“What is an instant death anyway? How long is an instant? Is
it one second? Ten? The pain of those seconds must have been awful as her heart
burst and her lungs collapsed and there was no air or blood to her brain and
only raw panic. What the hell is an instant? Nothing is instant. Instant rice
takes five minutes, instant pudding an hour. I doubt that an instant of
blinding pain feels particularly instantaneous.” –John Green Looking for Alaska
So many
things in this world we describe as “instant”. It never is though, is it? An
epi-pen is suppose to instantly take away an allergic reaction but believe me
it doesn’t work like that one bit. Our world is so fast paced that I think we crave
instantaneous things. Whatever works fast, whatever won’t hold us up, is what
we want. But we’re moving faster than the world itself and it can’t keep up. We
want instant but the world is taking its own sweet time and begging us to slow
down and experience moments. And I know we will never be able to enjoy the feeling
of a car crash or an allergic reaction, we want those things to be instantly
gone but you can’t slow down the good and speed up the bad, you have to have
both at the same speed. However, waiting for instantaneous medicine to kick in
is particularly humbling. Ultimately, I think we need to slow down; the only things
that happen in an instant are the good stuff, the stuff that we’re moving too
fast to take notice of.
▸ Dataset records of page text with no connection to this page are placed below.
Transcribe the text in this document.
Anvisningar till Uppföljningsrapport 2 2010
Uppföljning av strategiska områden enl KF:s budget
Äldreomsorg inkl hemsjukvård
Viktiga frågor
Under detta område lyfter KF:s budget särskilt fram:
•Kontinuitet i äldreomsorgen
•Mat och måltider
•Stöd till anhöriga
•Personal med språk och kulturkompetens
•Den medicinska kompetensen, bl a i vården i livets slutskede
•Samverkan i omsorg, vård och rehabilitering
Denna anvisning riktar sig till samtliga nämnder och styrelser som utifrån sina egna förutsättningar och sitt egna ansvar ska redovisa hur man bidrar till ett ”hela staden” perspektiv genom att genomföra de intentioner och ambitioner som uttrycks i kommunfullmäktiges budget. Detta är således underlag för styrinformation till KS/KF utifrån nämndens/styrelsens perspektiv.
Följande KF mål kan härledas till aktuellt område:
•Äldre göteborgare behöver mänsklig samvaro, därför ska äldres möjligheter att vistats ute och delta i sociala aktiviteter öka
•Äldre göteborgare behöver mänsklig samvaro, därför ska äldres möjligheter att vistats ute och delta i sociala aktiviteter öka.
Other than that, instantaneous doesn’t exist: it’s a
lie that we like to hear so that we can rest assured our daily lives can remain
at high speed. But it shouldn’t exist either. We shouldn’t want the world to
move as fast as we do – we’re only here once. Every moment that passes is
another one that will never return. We want instant so bad as if we’re in a
race and that’s the only thing that will speed us up, but what are we racing
towards? Death? We should not want instant to exist – it’s too fast.